Wow! Does this mean simply that young people are cynical when it comes to customer-created ads, and old folks just plain gullible? Is it all just about age? I don't think so. I've seen at least 20 different "consumer-generated" ad implementations over the last year or so, and only a minority of them pulled it off. Most looked like they were the results of patchwork compromises entered into around a big conference table.

I think that the disparity of reactions between young and old consumers is much more about execution than it is about age. We have all seen too many contrived "consumer-generated" ad campaigns, where there were almost no true "consumers" involved, and most of the submissions came from the agency themselves or their free-lancers. Or, where Web tools were offered to consumers to create "cool" mash-up ads by mixing images and music and taglines, but they were only given two songs, three backgrounds, and four images to work with. And, once they had submitted their ads, it took three days for them to be posted. This "consumer-generated" approach may have fooled the client, and apparently is fooling folks who only read their e-mail once it has been printed out, but doesn't fool the under-25 crowd, the "Net natives."

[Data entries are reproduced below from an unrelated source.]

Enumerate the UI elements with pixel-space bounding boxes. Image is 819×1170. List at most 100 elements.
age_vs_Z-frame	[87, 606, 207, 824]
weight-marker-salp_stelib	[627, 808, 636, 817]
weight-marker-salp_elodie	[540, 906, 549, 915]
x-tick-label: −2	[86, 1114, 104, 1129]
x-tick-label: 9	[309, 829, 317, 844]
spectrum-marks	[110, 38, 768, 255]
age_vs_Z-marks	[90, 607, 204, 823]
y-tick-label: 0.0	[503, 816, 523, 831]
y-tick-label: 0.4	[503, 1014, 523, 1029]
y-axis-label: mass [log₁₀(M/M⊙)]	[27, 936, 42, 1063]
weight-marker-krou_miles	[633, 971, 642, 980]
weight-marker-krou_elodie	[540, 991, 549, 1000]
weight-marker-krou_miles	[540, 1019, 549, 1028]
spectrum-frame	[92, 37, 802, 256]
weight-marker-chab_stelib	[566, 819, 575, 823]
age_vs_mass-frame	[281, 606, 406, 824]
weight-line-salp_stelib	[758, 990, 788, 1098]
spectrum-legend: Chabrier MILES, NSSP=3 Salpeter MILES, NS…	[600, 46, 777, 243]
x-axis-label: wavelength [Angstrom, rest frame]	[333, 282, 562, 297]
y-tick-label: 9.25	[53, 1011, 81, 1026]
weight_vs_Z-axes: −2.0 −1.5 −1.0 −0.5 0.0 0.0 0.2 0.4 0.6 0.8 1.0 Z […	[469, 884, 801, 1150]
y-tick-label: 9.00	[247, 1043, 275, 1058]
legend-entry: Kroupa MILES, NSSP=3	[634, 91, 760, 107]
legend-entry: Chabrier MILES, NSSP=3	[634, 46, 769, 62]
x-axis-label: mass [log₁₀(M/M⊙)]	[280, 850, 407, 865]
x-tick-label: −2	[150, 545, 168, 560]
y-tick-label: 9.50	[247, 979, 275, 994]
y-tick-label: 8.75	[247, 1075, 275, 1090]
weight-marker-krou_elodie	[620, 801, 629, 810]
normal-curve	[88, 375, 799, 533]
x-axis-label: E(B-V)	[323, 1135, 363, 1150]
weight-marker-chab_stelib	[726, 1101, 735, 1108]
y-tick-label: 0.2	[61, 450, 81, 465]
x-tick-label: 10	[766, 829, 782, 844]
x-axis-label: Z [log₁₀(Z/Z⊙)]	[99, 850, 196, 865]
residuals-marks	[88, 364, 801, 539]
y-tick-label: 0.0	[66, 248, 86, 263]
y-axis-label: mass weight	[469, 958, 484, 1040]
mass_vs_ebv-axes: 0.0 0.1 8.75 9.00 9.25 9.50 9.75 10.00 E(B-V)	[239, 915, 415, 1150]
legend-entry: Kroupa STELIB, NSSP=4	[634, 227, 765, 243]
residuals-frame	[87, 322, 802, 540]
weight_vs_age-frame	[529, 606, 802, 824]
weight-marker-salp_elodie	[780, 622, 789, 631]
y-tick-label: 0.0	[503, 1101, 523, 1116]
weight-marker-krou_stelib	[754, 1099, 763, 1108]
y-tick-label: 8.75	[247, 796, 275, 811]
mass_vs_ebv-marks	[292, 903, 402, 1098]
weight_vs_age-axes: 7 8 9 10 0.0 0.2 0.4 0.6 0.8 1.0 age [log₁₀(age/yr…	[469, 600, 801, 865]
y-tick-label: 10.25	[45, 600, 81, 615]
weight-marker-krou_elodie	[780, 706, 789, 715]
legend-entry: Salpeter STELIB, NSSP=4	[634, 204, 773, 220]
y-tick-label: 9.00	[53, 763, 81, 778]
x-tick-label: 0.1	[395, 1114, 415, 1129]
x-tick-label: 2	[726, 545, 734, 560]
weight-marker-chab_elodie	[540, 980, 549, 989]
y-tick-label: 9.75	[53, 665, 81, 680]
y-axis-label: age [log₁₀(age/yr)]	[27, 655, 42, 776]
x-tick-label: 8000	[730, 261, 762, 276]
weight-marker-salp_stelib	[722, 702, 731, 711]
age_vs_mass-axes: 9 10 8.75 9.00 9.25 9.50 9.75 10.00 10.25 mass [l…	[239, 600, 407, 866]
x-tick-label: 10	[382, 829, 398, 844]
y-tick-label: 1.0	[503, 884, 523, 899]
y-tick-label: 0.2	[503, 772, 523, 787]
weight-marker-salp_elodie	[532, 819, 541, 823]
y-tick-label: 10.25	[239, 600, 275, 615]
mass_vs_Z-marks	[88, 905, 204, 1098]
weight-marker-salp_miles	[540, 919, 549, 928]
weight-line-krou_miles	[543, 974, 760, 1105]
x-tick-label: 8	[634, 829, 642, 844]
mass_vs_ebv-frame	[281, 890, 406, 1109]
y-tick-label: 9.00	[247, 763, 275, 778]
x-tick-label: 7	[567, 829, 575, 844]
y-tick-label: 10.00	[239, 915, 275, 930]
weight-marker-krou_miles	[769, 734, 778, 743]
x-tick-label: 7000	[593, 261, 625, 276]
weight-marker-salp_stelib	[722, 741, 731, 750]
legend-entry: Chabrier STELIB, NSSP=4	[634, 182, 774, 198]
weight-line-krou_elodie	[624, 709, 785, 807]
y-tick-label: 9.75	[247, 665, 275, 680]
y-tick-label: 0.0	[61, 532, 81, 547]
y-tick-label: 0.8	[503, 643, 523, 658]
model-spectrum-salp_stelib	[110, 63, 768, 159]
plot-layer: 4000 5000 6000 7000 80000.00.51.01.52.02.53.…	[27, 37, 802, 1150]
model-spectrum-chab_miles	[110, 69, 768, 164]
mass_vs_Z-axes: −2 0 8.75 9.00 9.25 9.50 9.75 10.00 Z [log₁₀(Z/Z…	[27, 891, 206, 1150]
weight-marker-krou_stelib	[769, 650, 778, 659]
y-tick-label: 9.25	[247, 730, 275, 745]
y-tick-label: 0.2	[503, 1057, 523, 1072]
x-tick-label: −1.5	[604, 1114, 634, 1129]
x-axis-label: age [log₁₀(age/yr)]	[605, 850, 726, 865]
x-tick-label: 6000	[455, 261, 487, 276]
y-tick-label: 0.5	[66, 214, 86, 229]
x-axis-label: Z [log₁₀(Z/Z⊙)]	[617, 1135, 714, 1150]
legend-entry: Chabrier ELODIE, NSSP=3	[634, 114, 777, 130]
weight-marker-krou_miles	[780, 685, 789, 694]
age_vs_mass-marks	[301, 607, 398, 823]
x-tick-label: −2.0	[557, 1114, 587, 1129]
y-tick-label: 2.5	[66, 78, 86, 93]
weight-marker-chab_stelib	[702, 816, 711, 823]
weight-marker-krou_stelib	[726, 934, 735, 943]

To me, what this research says is that the concept and strategy of using consumer-created advertising to get closer to consumers can work, but many of today's techniques and tools to make that happen don't work. Instead of providing creative consumers with all of the options necessary to let their imaginations run free, we are walling them into boxes. The result is CGM ads that turn off younger consumers who know fake "authenticity" when they see it.